Data Science Middleware:  In the mid-1990’s through roughly 2010,  I developed a variety of methods to support what is now called edge computing.  These methods include Active Disks, one of my several  papers in this area has over 500 citations as of January 2021 and continues to be cited.  Another research project along these lines was DataCutter which consisted of light weight portable processes designed to  form distributed pipelines with processes that could be instantiated or moved close to data or to computational resources.


The Active Data Repository project was a spatial database project from the mid 1990’s through early 2000s that in many respects presaged Hadoop and Spark; this consisted of a system optimized to support computations that made use of generalized reduction operations.  This effort incorporated spatial indexing and optimized cluster/de-clustering methods to optimize I/O in clusters and parallel machines.  After the development of Hadoop and Spark,  in the 2013-2017 timeframe, my team went on to develop analogous software systems that employed these tools.  The VLDB article on this topic from 2013 has been cited over 600 times (as of January 2021) and the  Hilbert space filling curve article in IEEE TKDE from 2001 has been cited over 850 times  (as of January 2021).

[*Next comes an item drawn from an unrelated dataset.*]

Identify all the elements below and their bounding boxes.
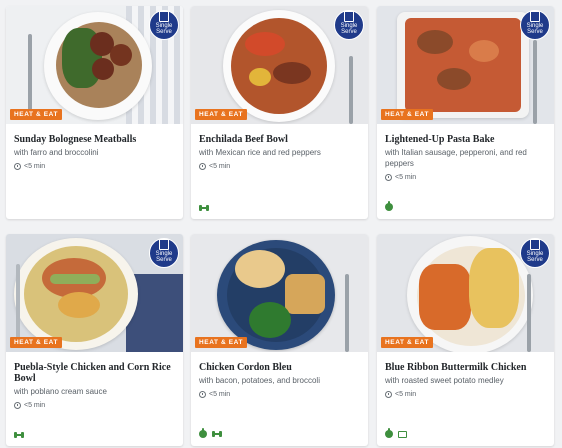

Artificial Intelligence, Machine Learning: My current AI projects focus on  variety of efforts that target development of deep learning algorithms for semantic instance segmentation in large spatial datasets. Methods include super-resolution approaches able to make use of multi-scale label data, novel generative adversarial networks to generalize training data and multi-instance learning methods to able to make use very high level  image level training data to classify gigapixel images.  This work has been published in CVPR and ICLR computer vision conferences.  My group’s 2016 CVPR multi-instance learning paper has over 350 citations (as of January 2021)


Driving Applications: My Computer Science related research efforts have targeted development of generalizable methods, algorithms and tools. When possible, my approach has been to identify multiple complementary applications to drive my research.  In addition to digital Pathology and  biomedical informatics, my computer science data science  research has been driven by problems involving: 1) earth science related porous media analyses including oil reservoir management, pollution remediation and carbon sequestration, 2) computational aerospace, 3) changes in land cover analyzed using satellite images,   4) digital sky research,  5) computational chemistry,  6) analysis of neuroscience data and 7) 3D tissue reconstruction from microscopic sections to characterize organ phenotype changes associated with genomic alternations, 8) computational linear algebra.


Clinical and Translational Bioinformatics: Descriptions of projects motivated by pragmatic informatics based healthcare and patient related research requirements. The requirements in some cases arise at the national level, examples being the N3C infrastructure, at other times requirements are institutional in nature.  This is by nature a heterogeneous set of projects given that the motivation arises primarily from  clinical and research needs.